Default Rate Expectations
Joyce provides insights into expected default rates within the private credit sector. Referencing data from PitchBook, she notes the presence of substantial "dry powder"—$70 billion in private debt funds and an additional $2 trillion in private equity funds—that can be deployed to support distressed companies and help keep defaults in check (05:44).

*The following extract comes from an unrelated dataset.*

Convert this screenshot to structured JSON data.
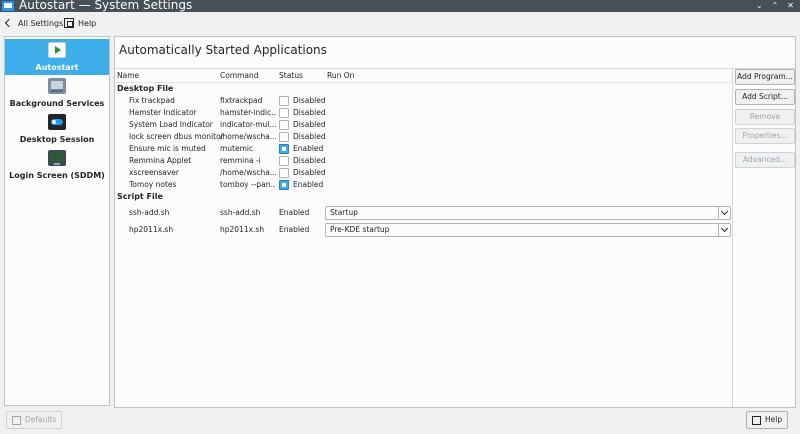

She forecasts that syndicated loan defaults are expected to end the year at 4%, which, based on historical relationships, implies a like-for-like default rate for private credit at approximately 5% (05:44). This projection suggests a mild uptick from current levels but remains below the peak observed during the COVID-19 pandemic.
Conclusion
In summary, the episode underscores that while the private credit market faces rising risks amid macroeconomic uncertainties, several factors contribute to its resilience. Strong fundamental trends, structural safeguards, and ample available capital position private credit to navigate potential economic slowdowns effectively. Both Vishi Tirupatua and Joyce Zhang express cautious optimism, highlighting that although challenges exist, the private credit sector is well-equipped to manage and mitigate these risks.
Notable Quotes:
- Vishi Tirupatua (00:09): “Will it stay resilient in the current macro conditions or a reckoning is ahead of us?”
- Joyce Zhang (01:01): “Risks are rising in private credit, but I think these risks would be measured given the still resilient fundamental backdrop.”
- Vishi Tirupatua (01:50): “We think it's likely [the direct impact of tariffs] to be muted.”
- Joyce Zhang (03:11): “PIC toggles are actually a key feature that distinguishes direct lending loans from syndicated loans because it provides non-distressed companies the flexibility to reallocate cash for other business needs.”
- Vishi Tirupatua (04:19): “Direct lending loans are not mark to market by design, so they have lower volatility and are relatively immune from daily price moves.”
- Joyce Zhang (05:44): “There is ample dry powder... [which] can be deployed to backstop distressed companies and help keep defaults in check.”
Final Remarks
Vishi Tirupatua and Joyce Zhang conclude the episode by expressing gratitude to listeners and encouraging feedback on the podcast's content. They emphasize the importance of understanding the nuances of private credit in the current market environment and invite listeners to share their thoughts and insights.
This summary provides a comprehensive overview of the podcast episode, capturing all essential discussions, insights, and conclusions to inform those who have not listened to the original content.